La mort d’Alain Magloire a causé beaucoup d’incompréhension parmi ceux qui le côtoyaient. L’homme de 41 ans abattu lundi par les policiers à Montréal était apparemment très éduqué et jovial.

«Ce n’était pas du tout quelqu’un de violent, assure Bruno Daniel, qui fréquente aussi la Mission Old Brewery. Il était très jovial et gentil. Je l’ai vu il y a à peine deux semaines et il allait très bien.»

Alain Magloire a fréquenté l’organisme et son refuge cet automne. Il faisait partie d’un programme de réinsertion sociale. Selon sa conseillère, Hélène Langlois, il avait trouvé un appartement en décembre dernier, après deux semaines de démarches. Il continuait de fréquenter le café internet de la Mission Old Brewery.

Un homme éduqué

«Ça nous jette à terre, cet événement-là», dit Vincent Ozrout, chef d’équipe de la Mission Old Brewery. Selon lui, M. Magloire était très éduqué. «Il disait qu’il avait une maîtrise. Et ça se voyait, il pouvait soutenir des discussions. C’était quelqu’un qui semblait avoir des problèmes de santé mentale, mais nous n’avions pas de diagnostic en psychiatrie à son sujet.»

Sur sa page Facebook, Alain Magloire disait détenir des diplômes universitaires en biologie moléculaire et en biochimie.

Hélène Langlois, la conseillère qui s’est occupée de M. Magloire pendant les deux semaines où il a fréquenté le refuge, se souvient de lui comme quelqu’un qui n’était pas agressif.

«Je ne comprends pas. Je m’explique mal une tournure des événements aussi tragique. Comme tous les clients que nous recevons qui sont sans domicile fixe, il avait des fragilités. Mais de là à dire qu’il avait des problèmes de santé mentale… non.»

Alain Magloire n’a d’ailleurs jamais causé de problèmes à la Mission Old Brewery. Celui qui se faisait appeler «le menuisier» laissait son marteau à l’entrée du refuge.

«Il savait qu’il n’avait pas le droit de se promener avec ça dans le refuge. Il n’a jamais fait de crise avec ça, soutient M. Ozrout. Pour moi, ce n’était pas du tout quelqu’un qui représentait un danger pour la société», ajoute-t-il.
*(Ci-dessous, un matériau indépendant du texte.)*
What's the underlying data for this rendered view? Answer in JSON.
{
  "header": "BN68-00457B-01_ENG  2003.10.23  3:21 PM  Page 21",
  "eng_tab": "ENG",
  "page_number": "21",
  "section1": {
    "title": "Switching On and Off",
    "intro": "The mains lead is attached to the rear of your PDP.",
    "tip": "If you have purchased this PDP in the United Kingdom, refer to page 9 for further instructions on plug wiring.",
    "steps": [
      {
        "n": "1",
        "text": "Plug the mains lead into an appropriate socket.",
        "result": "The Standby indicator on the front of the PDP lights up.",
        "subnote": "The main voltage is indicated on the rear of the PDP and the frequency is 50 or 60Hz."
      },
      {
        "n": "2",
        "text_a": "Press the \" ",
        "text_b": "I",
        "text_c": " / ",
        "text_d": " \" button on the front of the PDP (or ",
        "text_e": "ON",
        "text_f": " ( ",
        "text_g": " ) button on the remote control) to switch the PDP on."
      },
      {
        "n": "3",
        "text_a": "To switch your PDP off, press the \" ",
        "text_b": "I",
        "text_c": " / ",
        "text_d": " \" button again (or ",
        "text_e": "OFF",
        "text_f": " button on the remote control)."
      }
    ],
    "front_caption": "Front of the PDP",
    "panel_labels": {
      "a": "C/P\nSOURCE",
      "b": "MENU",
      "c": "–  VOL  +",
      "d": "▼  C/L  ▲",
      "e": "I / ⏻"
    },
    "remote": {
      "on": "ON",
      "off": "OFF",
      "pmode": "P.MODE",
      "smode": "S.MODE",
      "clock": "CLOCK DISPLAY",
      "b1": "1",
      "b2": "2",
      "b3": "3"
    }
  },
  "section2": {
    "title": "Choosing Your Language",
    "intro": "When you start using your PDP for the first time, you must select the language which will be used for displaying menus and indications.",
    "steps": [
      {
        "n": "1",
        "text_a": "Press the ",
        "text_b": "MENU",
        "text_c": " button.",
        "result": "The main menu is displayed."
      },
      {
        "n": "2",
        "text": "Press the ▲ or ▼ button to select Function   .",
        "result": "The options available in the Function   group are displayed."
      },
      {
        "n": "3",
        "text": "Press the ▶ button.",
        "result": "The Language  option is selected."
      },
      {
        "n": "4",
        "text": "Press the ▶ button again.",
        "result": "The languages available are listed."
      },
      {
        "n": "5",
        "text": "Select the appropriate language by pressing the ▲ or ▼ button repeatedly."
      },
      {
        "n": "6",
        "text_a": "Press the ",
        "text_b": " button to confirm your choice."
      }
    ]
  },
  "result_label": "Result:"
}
Mme Langlois décrit Alain Magloire comme un jeune homme très articulé, souriant et lucide. Il était très actif dans ses démarches, et s’est trouvé un logement assez rapidement. «Pour moi, c’était un départ organisé, ajoute-t-elle. Je ne sais pas ce qui a pu se passer pour qu’il se retrouve à la rue.»

Bonté et tendresse

Des amis n’ont pas tardé à rendre hommage au défunt hier, sur une page Facebook créée en sa mémoire. Tous parlaient d’un homme tendre qui leur avait beaucoup appris. «Oh Alain. C’est tellement de tendresse qui part avec toi; un corps immense, oui, mais tout de même trop étroit pour toute la bonté qui l’habitait. Toute ma pensée est avec toi», a écrit Mitia Rioux-Beaulne.

«Alain, on va s’ennuyer de tes gros câlins... Tu nous faisais craquer les os à chaque fois! Là où tu es, tu n’auras plus la peur au ventre... Bon repos», a pour sa part écrit Geneviève Roby.